Choreografien machen süchtig

KINO ⋅ Der weltberühmte ­Choreograf Ohad Naharin hat mit «Gaga» seine eigene ­Bewe- gungssprache ­entwickelt. Das Porträt ­«Mr. Gaga» gräbt tief.

Tanzen ist Knochenarbeit. Bei Ohad Naharin lernen die Tänzer, in sich zusammenzusacken, ohne dass man ihre Angst vor dem Aufprall sieht. Sie lernen, auf ihren Körper zu hören, bevor sie eine Bewegung ausführen. Die Seele ist wichtiger als der Kopf. Loslassen und Kontrolle. «Gaga» heisst die Bewegungssprache des weltberühmten israelischen Choreografen, und ihm ist der Dokumentarfilm «Mr. Gaga» von Tomer Heymann («Paper Dolls») gewidmet.
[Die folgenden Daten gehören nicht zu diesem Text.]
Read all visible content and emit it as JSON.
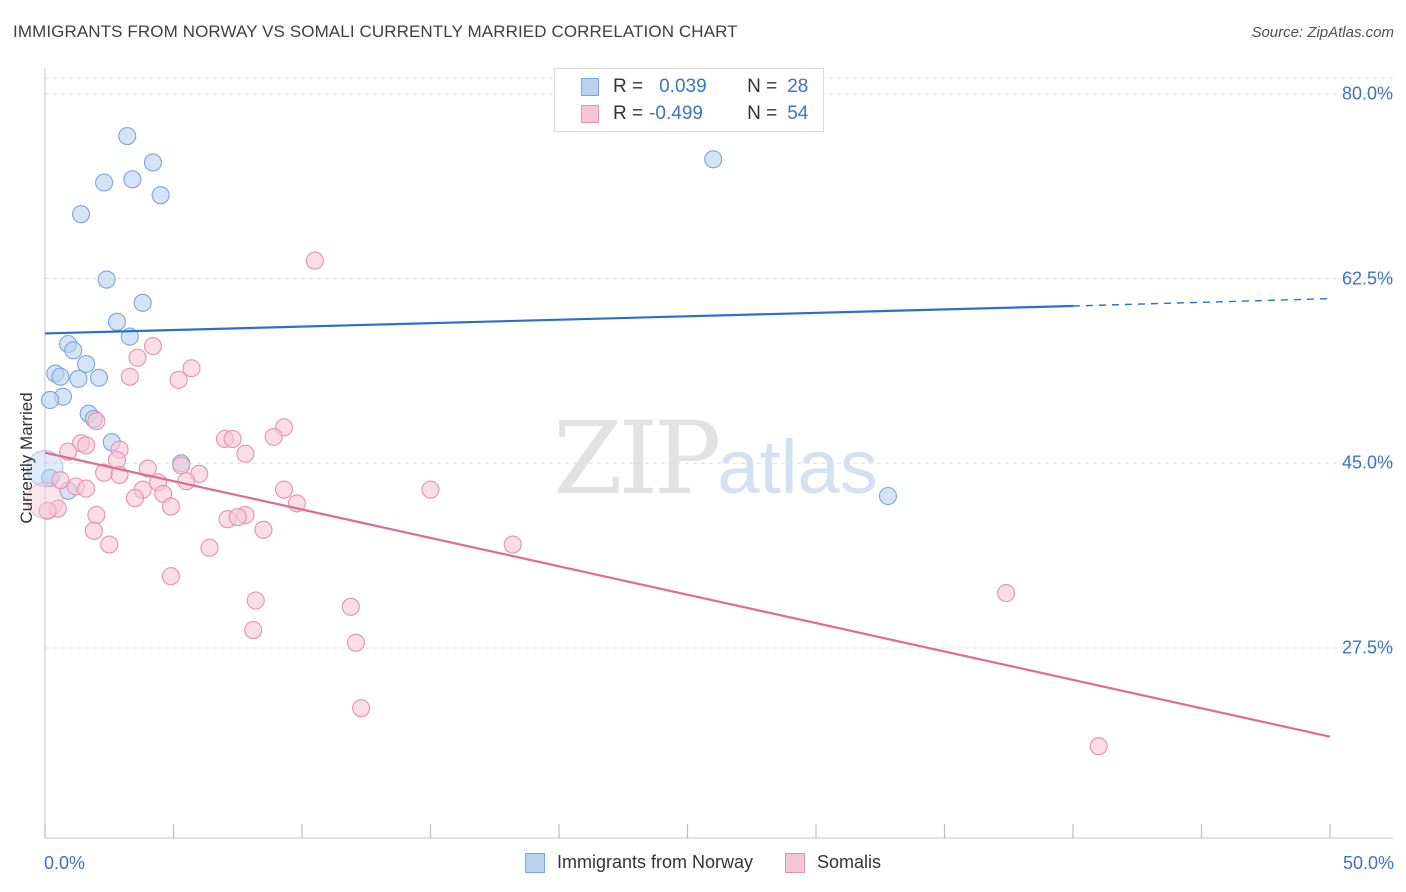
{
  "header": {
    "title": "IMMIGRANTS FROM NORWAY VS SOMALI CURRENTLY MARRIED CORRELATION CHART",
    "source": "Source: ZipAtlas.com"
  },
  "watermark": {
    "zip": "ZIP",
    "atlas": "atlas"
  },
  "legend_top": {
    "r_label": "R =",
    "n_label": "N =",
    "rows": [
      {
        "r": "0.039",
        "n": "28"
      },
      {
        "r": "-0.499",
        "n": "54"
      }
    ]
  },
  "colors": {
    "blue_fill": "#b8d2f0",
    "blue_stroke": "#7aa6de",
    "blue_line": "#2a6fcc",
    "pink_fill": "#f7c6d5",
    "pink_stroke": "#e891ae",
    "pink_line": "#e06a97",
    "axis_text": "#3a74c9",
    "grid": "#dddddd"
  },
  "chart_data": {
    "type": "scatter",
    "title": "IMMIGRANTS FROM NORWAY VS SOMALI CURRENTLY MARRIED CORRELATION CHART",
    "xlabel": "",
    "ylabel": "Currently Married",
    "xlim": [
      0,
      50
    ],
    "ylim": [
      9.5,
      81.5
    ],
    "x_tick_labels": [
      "0.0%",
      "50.0%"
    ],
    "y_ticks": [
      27.5,
      45.0,
      62.5,
      80.0
    ],
    "y_tick_labels": [
      "27.5%",
      "45.0%",
      "62.5%",
      "80.0%"
    ],
    "series": [
      {
        "name": "Immigrants from Norway",
        "r": 0.039,
        "n": 28,
        "trend": {
          "x0": 0,
          "y0": 57.3,
          "x1": 40,
          "y1": 59.9,
          "x_dash_end": 50,
          "y_dash_end": 60.6
        },
        "points": [
          [
            3.2,
            76.0
          ],
          [
            4.2,
            73.5
          ],
          [
            2.3,
            71.6
          ],
          [
            3.4,
            71.9
          ],
          [
            4.5,
            70.4
          ],
          [
            1.4,
            68.6
          ],
          [
            2.4,
            62.4
          ],
          [
            3.8,
            60.2
          ],
          [
            2.8,
            58.4
          ],
          [
            3.3,
            57.0
          ],
          [
            0.9,
            56.3
          ],
          [
            1.1,
            55.7
          ],
          [
            1.6,
            54.4
          ],
          [
            0.4,
            53.5
          ],
          [
            0.6,
            53.2
          ],
          [
            1.3,
            53.0
          ],
          [
            2.1,
            53.1
          ],
          [
            0.7,
            51.3
          ],
          [
            0.2,
            51.0
          ],
          [
            1.7,
            49.7
          ],
          [
            1.9,
            49.2
          ],
          [
            2.6,
            47.0
          ],
          [
            5.3,
            45.0
          ],
          [
            0.2,
            43.6
          ],
          [
            0.9,
            42.4
          ],
          [
            26.0,
            73.8
          ],
          [
            32.8,
            41.9
          ],
          [
            0.0,
            44.5
          ]
        ]
      },
      {
        "name": "Somalis",
        "r": -0.499,
        "n": 54,
        "trend": {
          "x0": 0,
          "y0": 46.0,
          "x1": 50,
          "y1": 19.1
        },
        "points": [
          [
            10.5,
            64.2
          ],
          [
            4.2,
            56.1
          ],
          [
            3.6,
            55.0
          ],
          [
            5.7,
            54.0
          ],
          [
            3.3,
            53.2
          ],
          [
            5.2,
            52.9
          ],
          [
            2.0,
            49.0
          ],
          [
            9.3,
            48.4
          ],
          [
            8.9,
            47.5
          ],
          [
            7.0,
            47.3
          ],
          [
            7.3,
            47.3
          ],
          [
            1.4,
            46.9
          ],
          [
            2.9,
            46.3
          ],
          [
            0.9,
            46.1
          ],
          [
            1.6,
            46.7
          ],
          [
            7.8,
            45.9
          ],
          [
            2.8,
            45.3
          ],
          [
            5.3,
            44.8
          ],
          [
            4.0,
            44.5
          ],
          [
            2.3,
            44.1
          ],
          [
            2.9,
            43.9
          ],
          [
            6.0,
            44.0
          ],
          [
            0.6,
            43.4
          ],
          [
            5.5,
            43.3
          ],
          [
            4.4,
            43.2
          ],
          [
            1.2,
            42.8
          ],
          [
            1.6,
            42.6
          ],
          [
            3.8,
            42.5
          ],
          [
            9.3,
            42.5
          ],
          [
            15.0,
            42.5
          ],
          [
            4.6,
            42.1
          ],
          [
            3.5,
            41.7
          ],
          [
            9.8,
            41.2
          ],
          [
            4.9,
            40.9
          ],
          [
            0.5,
            40.7
          ],
          [
            0.1,
            40.5
          ],
          [
            2.0,
            40.1
          ],
          [
            7.8,
            40.1
          ],
          [
            7.1,
            39.7
          ],
          [
            7.5,
            39.9
          ],
          [
            8.5,
            38.7
          ],
          [
            1.9,
            38.6
          ],
          [
            2.5,
            37.3
          ],
          [
            18.2,
            37.3
          ],
          [
            6.4,
            37.0
          ],
          [
            4.9,
            34.3
          ],
          [
            8.2,
            32.0
          ],
          [
            11.9,
            31.4
          ],
          [
            37.4,
            32.7
          ],
          [
            8.1,
            29.2
          ],
          [
            12.1,
            28.0
          ],
          [
            12.3,
            21.8
          ],
          [
            41.0,
            18.2
          ],
          [
            0.0,
            41.5
          ]
        ]
      }
    ]
  },
  "legend_bottom": [
    {
      "label": "Immigrants from Norway"
    },
    {
      "label": "Somalis"
    }
  ]
}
Grosse Nähe zum Protagonisten

Das mag ein bisschen esoterisch klingen. Wer damit nichts anfangen kann, sollte trotzdem weiterlesen. Gaga ist weder der Protagonist noch der Film. Naharin soll es müde gewesen sein, seine Kunst ständig «my movement language» zu nennen. Seiner Mutter zufolge war «gaga» sein erstes gesprochenes Wort. Und darum geht es hier, um Kunst.
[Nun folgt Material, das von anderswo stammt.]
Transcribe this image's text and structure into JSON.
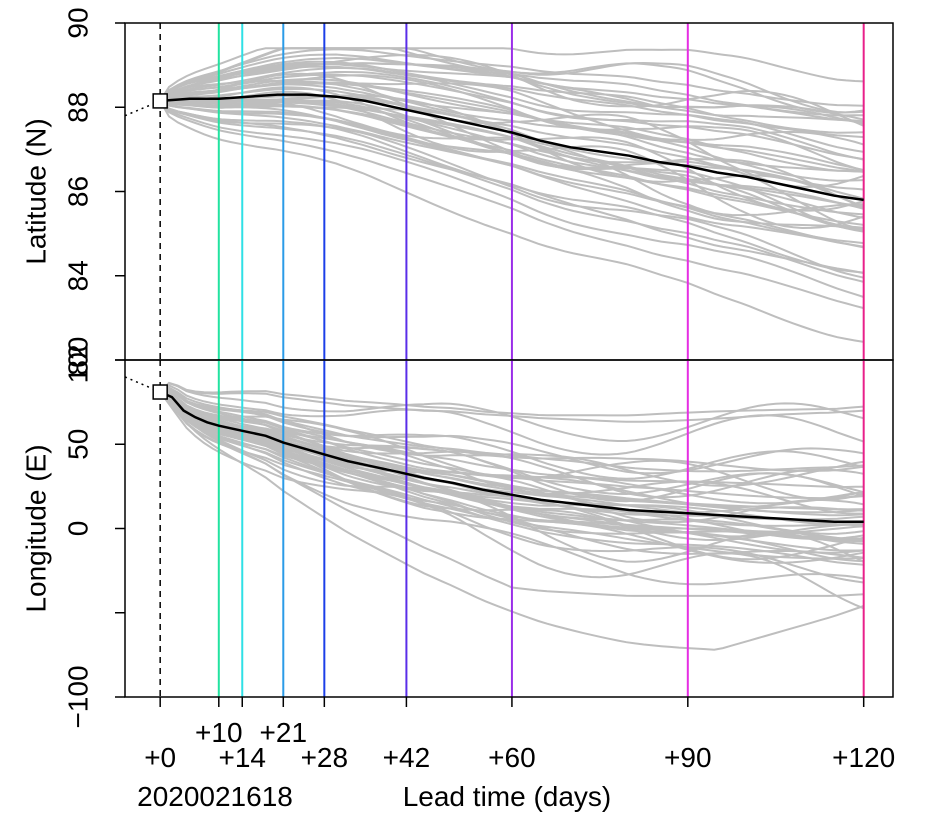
{
  "chart_data": {
    "type": "line",
    "init_label": "2020021618",
    "xlabel": "Lead time (days)",
    "xlim": [
      -6,
      125
    ],
    "lead_ticks": [
      {
        "x": 0,
        "label": "+0",
        "row": "bottom"
      },
      {
        "x": 10,
        "label": "+10",
        "row": "top"
      },
      {
        "x": 14,
        "label": "+14",
        "row": "bottom"
      },
      {
        "x": 21,
        "label": "+21",
        "row": "top"
      },
      {
        "x": 28,
        "label": "+28",
        "row": "bottom"
      },
      {
        "x": 42,
        "label": "+42",
        "row": "bottom"
      },
      {
        "x": 60,
        "label": "+60",
        "row": "bottom"
      },
      {
        "x": 90,
        "label": "+90",
        "row": "bottom"
      },
      {
        "x": 120,
        "label": "+120",
        "row": "bottom"
      }
    ],
    "lead_lines": [
      {
        "x": 10,
        "color": "#22e3a0"
      },
      {
        "x": 14,
        "color": "#2fe0e6"
      },
      {
        "x": 21,
        "color": "#2a9be8"
      },
      {
        "x": 28,
        "color": "#1c3fe8"
      },
      {
        "x": 42,
        "color": "#5a2ee8"
      },
      {
        "x": 60,
        "color": "#9a2ee8"
      },
      {
        "x": 90,
        "color": "#e62ee3"
      },
      {
        "x": 120,
        "color": "#e8208a"
      }
    ],
    "colors": {
      "ensemble": "#bebebe",
      "mean": "#000000",
      "init_line": "#000000"
    },
    "ensemble_members": 50,
    "panels": [
      {
        "name": "latitude",
        "ylabel": "Latitude (N)",
        "ylim": [
          82,
          90
        ],
        "yticks": [
          {
            "value": 82,
            "label": "82"
          },
          {
            "value": 84,
            "label": "84"
          },
          {
            "value": 86,
            "label": "86"
          },
          {
            "value": 88,
            "label": "88"
          },
          {
            "value": 90,
            "label": "90"
          }
        ],
        "initial_value": 88.15,
        "pre_init": [
          [
            -6,
            87.8
          ],
          [
            0,
            88.15
          ]
        ],
        "mean": {
          "x": [
            0,
            5,
            10,
            15,
            20,
            25,
            30,
            35,
            40,
            45,
            50,
            55,
            60,
            65,
            70,
            75,
            80,
            85,
            90,
            95,
            100,
            105,
            110,
            115,
            120
          ],
          "y": [
            88.15,
            88.2,
            88.2,
            88.25,
            88.3,
            88.3,
            88.25,
            88.15,
            88.0,
            87.85,
            87.7,
            87.55,
            87.4,
            87.2,
            87.05,
            86.95,
            86.85,
            86.7,
            86.6,
            86.45,
            86.35,
            86.2,
            86.05,
            85.9,
            85.8
          ],
          "name": ""
        }
      },
      {
        "name": "longitude",
        "ylabel": "Longitude (E)",
        "ylim": [
          -100,
          100
        ],
        "yticks": [
          {
            "value": -100,
            "label": "−100"
          },
          {
            "value": -50,
            "label": ""
          },
          {
            "value": 0,
            "label": "0"
          },
          {
            "value": 50,
            "label": "50"
          },
          {
            "value": 100,
            "label": "100"
          }
        ],
        "initial_value": 81,
        "pre_init": [
          [
            -6,
            90
          ],
          [
            0,
            81
          ]
        ],
        "mean": {
          "x": [
            0,
            2,
            4,
            6,
            8,
            10,
            14,
            18,
            21,
            25,
            28,
            32,
            36,
            40,
            45,
            50,
            55,
            60,
            65,
            70,
            75,
            80,
            85,
            90,
            95,
            100,
            105,
            110,
            115,
            120
          ],
          "y": [
            81,
            78,
            70,
            66,
            63,
            61,
            58,
            55,
            51,
            47,
            44,
            40,
            37,
            34,
            30,
            27,
            23,
            20,
            17,
            15,
            13,
            11,
            10,
            9,
            8,
            7,
            6,
            5,
            4,
            4
          ],
          "name": ""
        }
      }
    ]
  }
}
Der Film entstand aus einer klaren Bewunderung für Ohad Naharin. Filmemacher Tomer Heymann beschreibt Naharins Choreografien, mit denen er sich seit mehr als zwanzig Jahren beschäftigt, als «einen unglaublichen Cocktail aus Alkohol und Drogen, aber eben ohne Alkohol und Drogen. Eine ununterbrochene Folge an Bewegung, Musik, Energie, Sexualität, Sinnlichkeit und Tänzern, in die man sich verliebt, ohne zu wissen warum».
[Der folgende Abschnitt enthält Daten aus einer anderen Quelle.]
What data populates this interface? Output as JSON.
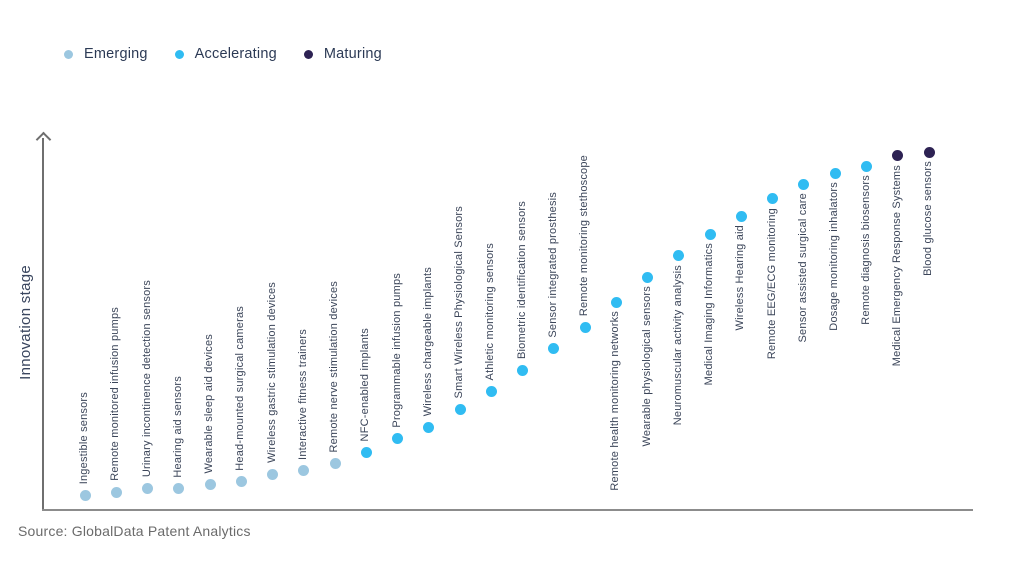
{
  "legend": [
    {
      "label": "Emerging",
      "color": "#9cc7e0"
    },
    {
      "label": "Accelerating",
      "color": "#30bcf2"
    },
    {
      "label": "Maturing",
      "color": "#2d2253"
    }
  ],
  "y_axis_label": "Innovation stage",
  "source": "Source: GlobalData Patent Analytics",
  "chart_data": {
    "type": "scatter",
    "title": "",
    "xlabel": "",
    "ylabel": "Innovation stage",
    "grid": false,
    "legend_position": "top-left",
    "y_axis_note": "no numeric ticks; level is relative position 0-100 above baseline",
    "stages": [
      "Emerging",
      "Accelerating",
      "Maturing"
    ],
    "points": [
      {
        "name": "Ingestible sensors",
        "stage": "Emerging",
        "level": 4
      },
      {
        "name": "Remote monitored infusion pumps",
        "stage": "Emerging",
        "level": 5
      },
      {
        "name": "Urinary incontinence detection sensors",
        "stage": "Emerging",
        "level": 6
      },
      {
        "name": "Hearing aid sensors",
        "stage": "Emerging",
        "level": 6
      },
      {
        "name": "Wearable sleep aid devices",
        "stage": "Emerging",
        "level": 7
      },
      {
        "name": "Head-mounted surgical cameras",
        "stage": "Emerging",
        "level": 8
      },
      {
        "name": "Wireless gastric stimulation devices",
        "stage": "Emerging",
        "level": 10
      },
      {
        "name": "Interactive fitness trainers",
        "stage": "Emerging",
        "level": 11
      },
      {
        "name": "Remote nerve stimulation devices",
        "stage": "Emerging",
        "level": 13
      },
      {
        "name": "NFC-enabled implants",
        "stage": "Accelerating",
        "level": 16
      },
      {
        "name": "Programmable infusion pumps",
        "stage": "Accelerating",
        "level": 20
      },
      {
        "name": "Wireless chargeable implants",
        "stage": "Accelerating",
        "level": 23
      },
      {
        "name": "Smart Wireless Physiological Sensors",
        "stage": "Accelerating",
        "level": 28
      },
      {
        "name": "Athletic monitoring sensors",
        "stage": "Accelerating",
        "level": 33
      },
      {
        "name": "Biometric identification sensors",
        "stage": "Accelerating",
        "level": 39
      },
      {
        "name": "Sensor integrated prosthesis",
        "stage": "Accelerating",
        "level": 45
      },
      {
        "name": "Remote monitoring stethoscope",
        "stage": "Accelerating",
        "level": 51
      },
      {
        "name": "Remote health monitoring networks",
        "stage": "Accelerating",
        "level": 58
      },
      {
        "name": "Wearable physiological sensors",
        "stage": "Accelerating",
        "level": 65
      },
      {
        "name": "Neuromuscular activity analysis",
        "stage": "Accelerating",
        "level": 71
      },
      {
        "name": "Medical Imaging Informatics",
        "stage": "Accelerating",
        "level": 77
      },
      {
        "name": "Wireless Hearing aid",
        "stage": "Accelerating",
        "level": 82
      },
      {
        "name": "Remote EEG/ECG monitoring",
        "stage": "Accelerating",
        "level": 87
      },
      {
        "name": "Sensor assisted surgical care",
        "stage": "Accelerating",
        "level": 91
      },
      {
        "name": "Dosage monitoring inhalators",
        "stage": "Accelerating",
        "level": 94
      },
      {
        "name": "Remote diagnosis biosensors",
        "stage": "Accelerating",
        "level": 96
      },
      {
        "name": "Medical Emergency Response Systems",
        "stage": "Maturing",
        "level": 99
      },
      {
        "name": "Blood glucose sensors",
        "stage": "Maturing",
        "level": 100
      }
    ]
  }
}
Davon kann sich der Zuschauer selbst überzeugen und erliegt auch einer grossen Faszination für Naharins Arbeitsweise – ohne sich zwangsläufig mit Tanz beschäftigen zu müssen. Und man meint zu verstehen, wie diese unglaubliche Wirkung zu Stande kommt. Überhaupt, und das ist der grosse Verdienst dieses Films, wird Ohad Naharin nicht nur als Tänzer und Choreograf, sondern als Mensch fassbar. Es ist klar, dass eine solche Nähe nur durch ein tiefes Vertrauen zwischen Filmemacher und Protagonist ermöglicht wird. Als Naharin einmal seine anfängliche Skepsis überwunden hatte, hat er sich total geöffnet und der Darstellung seiner Kunst durch eine andere Kunst den Weg geebnet. Heymann hatte Zugriff zu sämtlichen Archiven – von Naharins Kindheit im Kibbuz über die verschiedenen Stationen seiner Tanzkarriere bis hin zu seiner Arbeit als künstlerischer Leiter der israelischen Batsheva Dance Company.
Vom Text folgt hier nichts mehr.